O promotor de Cidadania e Patrimônio Público, Fernando Masseli Helene, instaurou na semana passada um procedimento para apurar se o prefeito incorreu ou não em ato de improbidade administrativa ao realizar confissão de dívida de RS14,7 milhões com a CPFL sem contrato. A apuração também vai levantar a forma de cobrança da dívida.
O termo de confissão de dívida assinado por Nilson Costa em relação à CPFL será contestado no Judiciário pelo autor da ação popular que discute a falta de medição e o sistema adotado para a cobrança pela iluminação de vias e praças públicas. A informação foi dada na última semana pelo autor da ação, Arnaldo Fernandes.
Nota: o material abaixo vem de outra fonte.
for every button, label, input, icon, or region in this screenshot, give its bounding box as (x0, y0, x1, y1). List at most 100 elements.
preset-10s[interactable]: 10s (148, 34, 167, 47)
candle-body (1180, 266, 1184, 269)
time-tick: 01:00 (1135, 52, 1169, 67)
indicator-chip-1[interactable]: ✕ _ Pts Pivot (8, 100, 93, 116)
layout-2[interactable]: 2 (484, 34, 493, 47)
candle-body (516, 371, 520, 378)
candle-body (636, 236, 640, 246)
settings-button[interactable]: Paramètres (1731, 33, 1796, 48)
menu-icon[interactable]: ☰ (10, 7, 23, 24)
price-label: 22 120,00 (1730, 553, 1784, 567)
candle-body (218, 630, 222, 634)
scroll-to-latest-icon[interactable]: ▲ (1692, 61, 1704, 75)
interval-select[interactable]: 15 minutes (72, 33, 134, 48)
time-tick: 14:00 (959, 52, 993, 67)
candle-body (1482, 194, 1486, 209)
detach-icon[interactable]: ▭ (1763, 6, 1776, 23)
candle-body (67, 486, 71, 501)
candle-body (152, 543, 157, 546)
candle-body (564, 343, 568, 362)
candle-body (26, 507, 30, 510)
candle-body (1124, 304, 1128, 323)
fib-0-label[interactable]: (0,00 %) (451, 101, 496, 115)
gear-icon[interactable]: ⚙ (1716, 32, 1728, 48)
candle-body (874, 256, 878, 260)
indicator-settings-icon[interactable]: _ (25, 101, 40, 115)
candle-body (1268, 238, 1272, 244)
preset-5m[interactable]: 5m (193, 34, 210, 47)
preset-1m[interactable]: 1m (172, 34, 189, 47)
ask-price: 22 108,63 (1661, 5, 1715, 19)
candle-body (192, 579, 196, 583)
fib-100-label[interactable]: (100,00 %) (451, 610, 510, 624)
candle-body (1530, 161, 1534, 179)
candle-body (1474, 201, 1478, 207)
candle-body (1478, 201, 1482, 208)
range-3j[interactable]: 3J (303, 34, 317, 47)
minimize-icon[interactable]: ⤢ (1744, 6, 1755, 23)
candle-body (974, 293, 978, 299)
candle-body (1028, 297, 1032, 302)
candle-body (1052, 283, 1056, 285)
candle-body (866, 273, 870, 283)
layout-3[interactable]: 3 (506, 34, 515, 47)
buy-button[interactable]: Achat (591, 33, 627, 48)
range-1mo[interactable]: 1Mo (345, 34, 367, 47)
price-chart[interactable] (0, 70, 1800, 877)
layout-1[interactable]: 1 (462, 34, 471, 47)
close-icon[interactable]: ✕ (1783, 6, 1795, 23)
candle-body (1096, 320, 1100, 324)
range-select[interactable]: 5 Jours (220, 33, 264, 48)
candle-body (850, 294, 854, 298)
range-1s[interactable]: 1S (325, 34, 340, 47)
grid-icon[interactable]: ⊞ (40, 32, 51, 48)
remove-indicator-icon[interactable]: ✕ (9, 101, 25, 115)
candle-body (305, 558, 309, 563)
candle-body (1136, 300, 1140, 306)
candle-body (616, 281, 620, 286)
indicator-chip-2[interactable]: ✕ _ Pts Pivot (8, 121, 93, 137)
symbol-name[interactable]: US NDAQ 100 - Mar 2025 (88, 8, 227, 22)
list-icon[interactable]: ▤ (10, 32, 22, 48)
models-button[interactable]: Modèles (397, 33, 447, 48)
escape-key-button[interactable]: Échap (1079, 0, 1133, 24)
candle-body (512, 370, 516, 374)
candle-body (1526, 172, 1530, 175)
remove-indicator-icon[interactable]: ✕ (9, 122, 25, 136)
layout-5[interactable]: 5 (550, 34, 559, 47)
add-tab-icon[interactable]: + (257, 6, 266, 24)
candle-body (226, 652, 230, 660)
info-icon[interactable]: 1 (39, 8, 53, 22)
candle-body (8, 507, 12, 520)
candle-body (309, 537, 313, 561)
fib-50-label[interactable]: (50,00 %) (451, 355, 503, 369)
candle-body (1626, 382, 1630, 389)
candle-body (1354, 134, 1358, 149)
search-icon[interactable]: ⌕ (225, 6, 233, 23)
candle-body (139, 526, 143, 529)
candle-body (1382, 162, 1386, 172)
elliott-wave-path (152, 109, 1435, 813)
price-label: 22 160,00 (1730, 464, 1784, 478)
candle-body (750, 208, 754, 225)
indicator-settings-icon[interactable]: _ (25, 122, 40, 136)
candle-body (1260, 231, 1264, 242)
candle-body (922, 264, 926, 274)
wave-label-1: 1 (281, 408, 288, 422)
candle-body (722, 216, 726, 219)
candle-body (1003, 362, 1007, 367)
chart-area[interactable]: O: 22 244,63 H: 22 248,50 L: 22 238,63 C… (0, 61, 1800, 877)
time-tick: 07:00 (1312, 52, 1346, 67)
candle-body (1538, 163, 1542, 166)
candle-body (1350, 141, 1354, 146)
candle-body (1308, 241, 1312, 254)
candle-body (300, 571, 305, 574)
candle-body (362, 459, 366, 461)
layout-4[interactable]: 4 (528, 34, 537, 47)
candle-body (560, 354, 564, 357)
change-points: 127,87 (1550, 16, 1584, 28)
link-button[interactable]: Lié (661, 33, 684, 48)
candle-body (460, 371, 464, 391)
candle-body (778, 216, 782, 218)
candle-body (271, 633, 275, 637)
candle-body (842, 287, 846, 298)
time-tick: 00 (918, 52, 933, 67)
Foram pedidos ao prefeito uma cópia de todo o procedimento do qual resultou a “confissão de dívida” em favor da CPFL; cópia de todas as faturas emitidas por tal empresa por conta de iluminação pública (ruas e praças) das quais originaram a “confissão de dívida”; cópia de toda a documentação do protocolo n.º 25288/01 da prefeitura, inclusive com as cópias dos ofícios expedidos entre o município de Bauru e a CPFL sobre o assunto, e cópia de todo e qualquer documento de natureza orçamentária ou financeira relacionado com os débitos da CPFL, tais como restos a pagar, empenhos, pagamentos efetuados etc, solicitando o atendimento de tudo no prazo de cinco dias.
A CEI também solicita ao juiz da 4.ª Vara Cível da comarca de Bauru uma cópia de todo o processo da Ação Popular n.º 2716/01, proposta por Arnaldo Fernandes em relação à CPFL, bem como de todo o processo n.º 1033/03, promovido pela mesma empresa em relação ao município de Bauru, também pedindo o atendimento no prazo de cinco dias.
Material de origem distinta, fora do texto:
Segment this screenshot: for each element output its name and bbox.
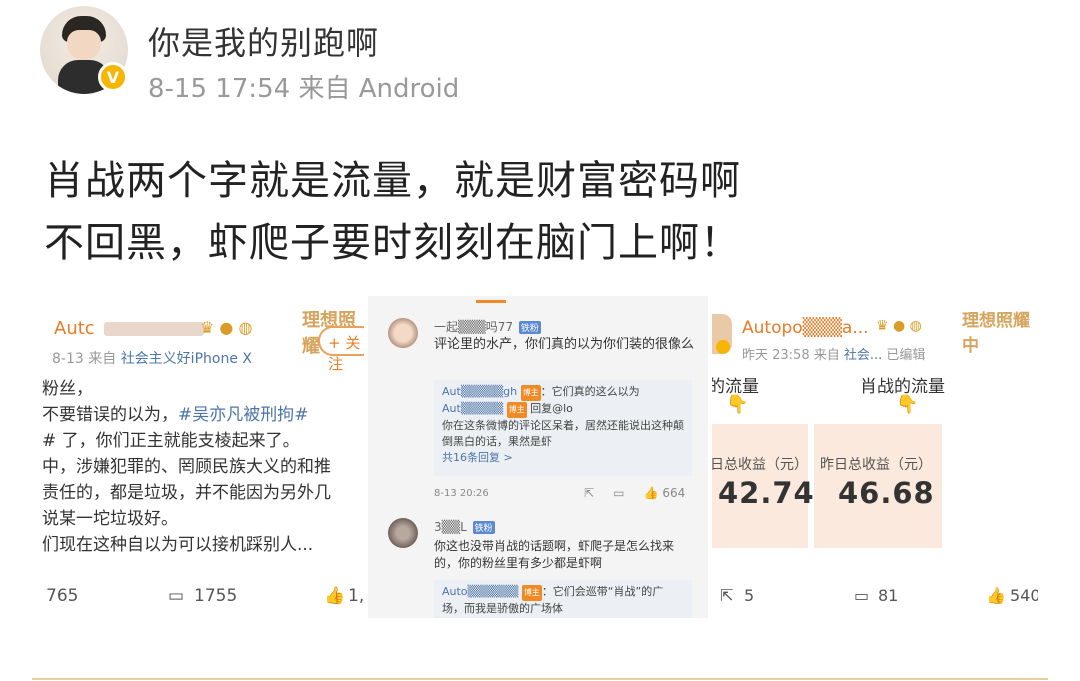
verified-badge-icon: V [98, 62, 128, 92]
post-text: 肖战两个字就是流量，就是财富密码啊 不回黑，虾爬子要时刻刻在脑门上啊！ [44, 150, 1044, 274]
img3-meta-edit: 已编辑 [882, 348, 926, 363]
img2-reply-4: Auto▒▒▒▒▒▒ 博主 ：它们会巡带“肖战”的广场，而我是骄傲的广场体 [434, 580, 692, 618]
username[interactable]: 你是我的别跑啊 [148, 18, 379, 64]
img3-card1-value: 42.74 [718, 476, 815, 510]
img2-c1-name: 一起 [434, 320, 459, 334]
avatar-face [67, 30, 101, 60]
img3-author: Autopo▒▒▒a... [742, 318, 869, 338]
img1-meta-source: 社会主义好iPhone X [120, 351, 252, 367]
img2-c2-tag: 铁粉 [472, 521, 495, 534]
img3-meta: 昨天 23:58 来自 社会... 已编辑 [742, 344, 925, 363]
img2-reply-2: Aut▒▒▒▒▒ 博主 回复@lo [442, 401, 684, 418]
post-image-2[interactable]: 一起▒▒▒吗77 铁粉 评论里的水产，你们真的以为你们装的很像么 Aut▒▒▒▒… [368, 296, 708, 618]
img3-card-2: 昨日总收益（元） 46.68 [814, 424, 942, 548]
img3-comments: 81 [878, 586, 899, 605]
img2-c2-name: 3 [434, 520, 442, 534]
img2-r4-badge: 博主 [521, 585, 542, 601]
share-icon: ⇱ [584, 486, 595, 500]
img2-c1-suffix: 吗77 [485, 320, 513, 334]
img2-c1-tag: 铁粉 [518, 321, 541, 334]
img1-line-3: # 了，你们正主就能支棱起来了。 [42, 431, 300, 451]
img2-r2-badge: 博主 [506, 402, 527, 418]
img2-c2-text: 你这也没带肖战的话题啊，虾爬子是怎么找来的，你的粉丝里有多少都是虾啊 [434, 539, 675, 570]
img1-line-2: 不要错误的以为，#吴亦凡被刑拘# [42, 402, 364, 428]
img3-card2-value: 46.68 [838, 476, 935, 510]
img2-commenter-1-avatar [388, 318, 418, 348]
pointing-down-icon: 👇 [726, 394, 749, 415]
pointing-down-icon: 👇 [896, 394, 919, 415]
img2-reply-1: Aut▒▒▒▒▒gh 博主 ：它们真的这么以为 [442, 384, 684, 401]
img2-more-replies: 共16条回复 > [442, 451, 513, 464]
img3-comment-icon: ▭ [854, 586, 870, 605]
img1-line-4: 中，涉嫌犯罪的、罔顾民族大义的和推 [42, 457, 331, 477]
post-meta: 8-15 17:54 来自 Android [148, 74, 460, 104]
img2-r2-text: 回复@lo [526, 402, 573, 415]
img3-card-1: 日总收益（元） 42.74 [712, 424, 814, 548]
img2-reply-3: 你在这条微博的评论区呆着，居然还能说出这种颠倒黑白的话，果然是虾 [442, 419, 684, 448]
crown-panda-icons: ♛ ● ◍ [200, 318, 253, 337]
img1-follow-button: + 关注 [318, 326, 364, 373]
img2-actions: ⇱ ▭ 👍 664 [584, 486, 685, 500]
img3-share-icon: ⇱ [720, 586, 734, 605]
img3-author-suffix: a... [841, 318, 869, 338]
img2-replies: Aut▒▒▒▒▒gh 博主 ：它们真的这么以为 Aut▒▒▒▒▒ 博主 回复@lo… [434, 380, 692, 476]
img1-line-5: 责任的，都是垃圾，并不能因为另外几 [42, 483, 331, 503]
img1-line-1: 粉丝， [42, 379, 93, 399]
post-image-3[interactable]: Autopo▒▒▒a... ♛ ● ◍ 理想照耀中 昨天 23:58 来自 社会… [712, 296, 1038, 618]
like-icon: 👍 [643, 486, 659, 500]
img2-r1-suffix: gh [503, 385, 518, 398]
img2-r1-badge: 博主 [520, 385, 541, 401]
img1-meta: 8-13 来自 社会主义好iPhone X [52, 348, 252, 368]
img2-commenter-2: 3▒▒L 铁粉 [434, 520, 495, 534]
img1-line-6: 说某一坨垃圾好。 [42, 509, 178, 529]
img2-commenter-1: 一起▒▒▒吗77 铁粉 [434, 320, 541, 334]
img1-meta-date: 8-13 来自 [52, 351, 117, 367]
img2-commenter-2-avatar [388, 518, 418, 548]
img2-r1-text: ：它们真的这么以为 [540, 385, 640, 398]
post-text-line-1: 肖战两个字就是流量，就是财富密码啊 [44, 158, 741, 204]
img2-r1-name: Aut [442, 385, 461, 398]
img1-likes: 1, [348, 586, 364, 606]
img2-date: 8-13 20:26 [434, 488, 489, 499]
img1-comments: 1755 [194, 586, 238, 606]
img1-line-2-text: 不要错误的以为， [42, 405, 178, 425]
crown-panda-icons: ♛ ● ◍ [876, 318, 922, 334]
img1-comment-icon: ▭ [168, 586, 185, 606]
img3-brand: 理想照耀中 [962, 311, 1030, 356]
img1-body: 粉丝， 不要错误的以为，#吴亦凡被刑拘# # 了，你们正主就能支棱起来了。 中，… [42, 376, 364, 558]
img3-author-name: Autopo [742, 318, 803, 338]
img3-meta-date: 昨天 23:58 来自 [742, 348, 840, 363]
img3-verified-icon [716, 340, 730, 354]
img3-card2-title: 昨日总收益（元） [820, 457, 932, 473]
img3-meta-source: 社会... [843, 348, 883, 363]
post-text-line-2: 不回黑，虾爬子要时刻刻在脑门上啊！ [44, 220, 741, 266]
img1-hashtag: #吴亦凡被刑拘# [178, 405, 309, 425]
img3-reposts: 5 [744, 586, 755, 605]
img2-r4-name: Auto [442, 585, 468, 598]
img2-c2-suffix: L [460, 520, 467, 534]
img2-likes: 664 [662, 486, 686, 500]
bottom-divider [32, 678, 1048, 680]
img1-author: Autc [54, 318, 95, 339]
img2-c1-text: 评论里的水产，你们真的以为你们装的很像么 [434, 337, 695, 352]
img1-name-blur [104, 322, 204, 336]
comment-icon: ▭ [613, 486, 625, 500]
img3-likes: 540 [1010, 586, 1038, 605]
img2-r2-name: Aut [442, 402, 461, 415]
img3-card1-title: 日总收益（元） [712, 457, 808, 473]
img1-reposts: 765 [46, 586, 79, 606]
img1-like-icon: 👍 [324, 586, 346, 606]
img1-line-7: 们现在这种自以为可以接机踩别人... [42, 535, 314, 555]
img2-tab-indicator [476, 300, 506, 303]
post-image-1[interactable]: Autc ♛ ● ◍ 理想照耀 + 关注 8-13 来自 社会主义好iPhone… [42, 296, 364, 618]
img3-like-icon: 👍 [986, 586, 1006, 605]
O documento solicita ainda, dentro do mesmo prazo, ao presidente da Câmara Municipal a transcrição da entrevista concedida pelo prefeito ao Jornal da Cidade em 11 de outubro de 2003 e publicada em 12 de outubro do mesmo ano, sendo retransmitida no rol de oradores pelo vereador Toninho Garmes, na sessão ordinária de 19 de abril de 2004 e a certidão informando a existência ou não de projeto de lei em tramitação na Câmara Municipal ou lei em vigor, autorizando o prefeito no sentido de “confessar dívida” em favor da CPFL.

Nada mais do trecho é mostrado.